AI search drives a surge—but leaves strategy in doubt
Semrush: ChatGPT and other LLMs sent 183,000 daily visits to 20 major retailers over Black Friday, 8x year-ago. CMOs weigh AI search optimization vs SEO.
Overview
Marketers eye AI assistants as a new traffic source, but the playbook isn’t settled.
Black Friday surge in AI‑referred traffic
Over Black Friday weekend, websites for 20 major retailers—including brands such as Best Buy and Etsy—saw a notable lift from AI tools. Those sites averaged 183,000 visits per day referred by ChatGPT and other large language models, according to marketing software firm Semrush. While that volume remains small next to conventional search traffic, it was nearly eight times higher than last year’s daily average. In 2023, some retailers recorded anywhere from zero to only the low hundreds of daily visits from AI tools.
The CMO dilemma: optimize for AI assistants or stick to SEO?
The spike is sharpening a key question for chief marketing officers: Should they overhaul search strategies for AI assistants, or treat “AI search optimization” as an add-on to traditional SEO? CMOs are exploring how brand content can appear in AI-generated answers, especially as consumers query tools like ChatGPT for product ideas and where to buy.

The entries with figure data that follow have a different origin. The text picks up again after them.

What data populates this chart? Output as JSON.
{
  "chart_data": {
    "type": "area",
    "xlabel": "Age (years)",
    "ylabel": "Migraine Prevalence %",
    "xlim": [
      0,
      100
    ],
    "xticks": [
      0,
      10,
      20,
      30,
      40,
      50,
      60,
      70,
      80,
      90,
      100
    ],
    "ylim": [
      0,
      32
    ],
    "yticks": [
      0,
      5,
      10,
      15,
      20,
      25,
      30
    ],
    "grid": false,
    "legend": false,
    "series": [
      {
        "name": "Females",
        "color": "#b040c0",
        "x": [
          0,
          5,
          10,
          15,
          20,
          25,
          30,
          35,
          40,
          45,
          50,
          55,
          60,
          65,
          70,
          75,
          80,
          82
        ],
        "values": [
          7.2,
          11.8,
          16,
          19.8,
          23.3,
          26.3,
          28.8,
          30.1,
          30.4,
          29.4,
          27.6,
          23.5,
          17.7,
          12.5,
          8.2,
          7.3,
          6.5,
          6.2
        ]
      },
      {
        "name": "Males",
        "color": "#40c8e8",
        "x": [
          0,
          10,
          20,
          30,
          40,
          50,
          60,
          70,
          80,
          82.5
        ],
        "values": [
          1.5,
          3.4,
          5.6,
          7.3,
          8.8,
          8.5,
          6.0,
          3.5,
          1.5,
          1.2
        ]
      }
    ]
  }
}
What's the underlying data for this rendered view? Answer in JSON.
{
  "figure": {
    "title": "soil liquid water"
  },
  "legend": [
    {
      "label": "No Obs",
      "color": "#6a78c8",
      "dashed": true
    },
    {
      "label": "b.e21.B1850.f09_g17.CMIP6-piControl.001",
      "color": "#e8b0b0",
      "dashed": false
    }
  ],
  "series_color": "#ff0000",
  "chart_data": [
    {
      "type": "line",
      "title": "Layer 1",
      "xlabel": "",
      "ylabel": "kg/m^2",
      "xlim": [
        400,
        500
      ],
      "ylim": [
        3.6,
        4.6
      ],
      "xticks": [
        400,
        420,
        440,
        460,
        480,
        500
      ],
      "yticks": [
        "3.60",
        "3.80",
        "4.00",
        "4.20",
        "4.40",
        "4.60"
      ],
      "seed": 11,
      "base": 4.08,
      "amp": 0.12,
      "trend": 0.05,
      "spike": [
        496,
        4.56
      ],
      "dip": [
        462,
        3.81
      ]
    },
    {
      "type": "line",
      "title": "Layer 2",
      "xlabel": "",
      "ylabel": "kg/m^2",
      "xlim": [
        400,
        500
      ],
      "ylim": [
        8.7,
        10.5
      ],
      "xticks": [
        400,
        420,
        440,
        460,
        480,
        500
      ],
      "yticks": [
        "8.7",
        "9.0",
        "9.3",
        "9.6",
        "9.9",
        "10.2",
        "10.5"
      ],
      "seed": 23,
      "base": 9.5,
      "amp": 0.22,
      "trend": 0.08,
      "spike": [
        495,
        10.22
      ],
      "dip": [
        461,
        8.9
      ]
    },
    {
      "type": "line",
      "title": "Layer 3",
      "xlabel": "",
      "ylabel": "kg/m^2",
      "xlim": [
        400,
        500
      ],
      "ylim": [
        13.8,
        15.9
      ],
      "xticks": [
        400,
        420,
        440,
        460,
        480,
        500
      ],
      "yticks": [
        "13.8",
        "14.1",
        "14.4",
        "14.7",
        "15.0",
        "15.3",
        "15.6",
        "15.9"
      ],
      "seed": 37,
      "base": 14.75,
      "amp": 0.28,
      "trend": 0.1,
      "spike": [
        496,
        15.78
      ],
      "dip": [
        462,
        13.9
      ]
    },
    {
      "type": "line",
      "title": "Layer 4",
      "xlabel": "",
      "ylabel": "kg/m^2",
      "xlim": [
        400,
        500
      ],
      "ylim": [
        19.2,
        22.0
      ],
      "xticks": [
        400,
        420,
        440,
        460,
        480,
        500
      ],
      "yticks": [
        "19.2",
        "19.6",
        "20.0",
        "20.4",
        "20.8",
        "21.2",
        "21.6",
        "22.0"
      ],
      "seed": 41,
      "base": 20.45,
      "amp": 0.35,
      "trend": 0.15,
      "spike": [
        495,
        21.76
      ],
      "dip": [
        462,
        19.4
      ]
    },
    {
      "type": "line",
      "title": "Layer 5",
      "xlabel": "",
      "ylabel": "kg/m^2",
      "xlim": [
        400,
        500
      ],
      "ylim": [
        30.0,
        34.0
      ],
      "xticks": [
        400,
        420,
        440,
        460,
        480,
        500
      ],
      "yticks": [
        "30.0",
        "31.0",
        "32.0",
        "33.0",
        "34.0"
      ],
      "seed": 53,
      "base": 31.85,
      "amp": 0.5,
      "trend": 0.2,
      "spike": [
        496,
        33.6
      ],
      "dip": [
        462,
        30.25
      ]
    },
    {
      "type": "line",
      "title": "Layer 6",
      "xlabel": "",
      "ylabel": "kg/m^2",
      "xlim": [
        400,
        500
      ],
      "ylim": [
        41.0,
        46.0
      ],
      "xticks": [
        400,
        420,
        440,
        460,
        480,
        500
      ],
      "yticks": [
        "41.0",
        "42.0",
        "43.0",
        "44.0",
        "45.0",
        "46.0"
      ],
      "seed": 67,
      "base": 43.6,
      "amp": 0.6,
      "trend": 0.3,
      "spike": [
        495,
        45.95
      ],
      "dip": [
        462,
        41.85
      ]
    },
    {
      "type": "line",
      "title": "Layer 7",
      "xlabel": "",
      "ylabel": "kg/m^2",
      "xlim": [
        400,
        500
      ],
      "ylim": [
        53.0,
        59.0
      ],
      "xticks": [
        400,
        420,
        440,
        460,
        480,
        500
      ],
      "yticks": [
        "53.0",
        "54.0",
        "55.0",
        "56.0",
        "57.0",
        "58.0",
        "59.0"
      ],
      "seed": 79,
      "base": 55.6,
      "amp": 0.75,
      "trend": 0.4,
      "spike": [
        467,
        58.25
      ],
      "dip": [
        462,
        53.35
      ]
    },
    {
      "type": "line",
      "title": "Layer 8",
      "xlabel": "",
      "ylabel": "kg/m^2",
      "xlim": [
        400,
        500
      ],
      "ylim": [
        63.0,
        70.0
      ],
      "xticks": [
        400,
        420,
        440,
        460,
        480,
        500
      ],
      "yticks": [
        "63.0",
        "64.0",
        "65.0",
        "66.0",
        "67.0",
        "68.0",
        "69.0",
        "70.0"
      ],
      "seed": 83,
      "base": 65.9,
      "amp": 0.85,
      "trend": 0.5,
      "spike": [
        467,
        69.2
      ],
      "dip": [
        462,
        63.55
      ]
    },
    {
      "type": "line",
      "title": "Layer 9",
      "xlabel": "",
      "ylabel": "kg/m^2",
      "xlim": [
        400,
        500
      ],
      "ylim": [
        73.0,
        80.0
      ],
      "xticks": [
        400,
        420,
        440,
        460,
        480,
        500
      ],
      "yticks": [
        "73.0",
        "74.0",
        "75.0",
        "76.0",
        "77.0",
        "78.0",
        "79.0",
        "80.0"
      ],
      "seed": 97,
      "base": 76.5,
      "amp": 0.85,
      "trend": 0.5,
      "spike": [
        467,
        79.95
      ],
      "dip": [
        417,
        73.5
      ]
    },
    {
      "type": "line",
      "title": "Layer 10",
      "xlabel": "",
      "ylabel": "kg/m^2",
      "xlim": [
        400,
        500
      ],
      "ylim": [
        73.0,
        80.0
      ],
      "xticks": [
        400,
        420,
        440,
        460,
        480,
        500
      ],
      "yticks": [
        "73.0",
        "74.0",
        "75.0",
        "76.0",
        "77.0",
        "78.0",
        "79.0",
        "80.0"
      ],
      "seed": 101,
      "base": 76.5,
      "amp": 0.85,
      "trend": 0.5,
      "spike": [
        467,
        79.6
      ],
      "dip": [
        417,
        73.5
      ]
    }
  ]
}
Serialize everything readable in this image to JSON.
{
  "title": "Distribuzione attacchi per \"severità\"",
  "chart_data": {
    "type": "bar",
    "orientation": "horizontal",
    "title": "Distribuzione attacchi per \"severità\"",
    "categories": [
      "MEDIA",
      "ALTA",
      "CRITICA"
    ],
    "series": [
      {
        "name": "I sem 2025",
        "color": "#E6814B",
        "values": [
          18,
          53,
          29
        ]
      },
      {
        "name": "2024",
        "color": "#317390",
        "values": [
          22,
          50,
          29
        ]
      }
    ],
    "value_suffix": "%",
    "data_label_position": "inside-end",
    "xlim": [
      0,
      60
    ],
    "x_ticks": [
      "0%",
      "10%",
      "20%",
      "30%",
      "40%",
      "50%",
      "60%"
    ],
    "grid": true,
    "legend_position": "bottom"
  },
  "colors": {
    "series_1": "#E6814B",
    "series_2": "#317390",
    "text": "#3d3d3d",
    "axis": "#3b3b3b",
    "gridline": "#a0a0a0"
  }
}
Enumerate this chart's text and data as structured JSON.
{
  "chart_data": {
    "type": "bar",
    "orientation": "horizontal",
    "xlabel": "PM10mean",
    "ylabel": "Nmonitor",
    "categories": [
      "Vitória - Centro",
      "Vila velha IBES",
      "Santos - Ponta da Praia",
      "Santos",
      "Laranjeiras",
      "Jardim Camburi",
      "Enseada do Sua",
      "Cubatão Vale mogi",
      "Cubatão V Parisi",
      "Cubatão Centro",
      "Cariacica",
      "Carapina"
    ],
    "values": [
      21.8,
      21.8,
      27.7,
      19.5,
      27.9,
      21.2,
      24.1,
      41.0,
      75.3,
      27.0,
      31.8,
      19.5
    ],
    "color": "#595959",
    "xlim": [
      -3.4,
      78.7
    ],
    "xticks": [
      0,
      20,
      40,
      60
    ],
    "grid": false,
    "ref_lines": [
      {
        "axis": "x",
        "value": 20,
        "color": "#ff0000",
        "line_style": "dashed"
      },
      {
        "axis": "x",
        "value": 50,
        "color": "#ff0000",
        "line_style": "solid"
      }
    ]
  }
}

What the data suggests so far
For now, the data suggests two truths can coexist. AI assistants are beginning to send meaningful traffic, particularly during peak shopping periods. Yet the channel is still nascent and far from rivaling the scale of classic search engines. Marketers weighing budgets must decide whether to invest in dedicated AI search tactics or adapt existing SEO fundamentals to this emerging surface.
Bottom line
AI-driven referrals are real and growing, but they’re not a replacement for traditional search—at least not yet. The next phase will reveal whether AI search becomes a core acquisition channel or remains a complementary layer on top of SEO.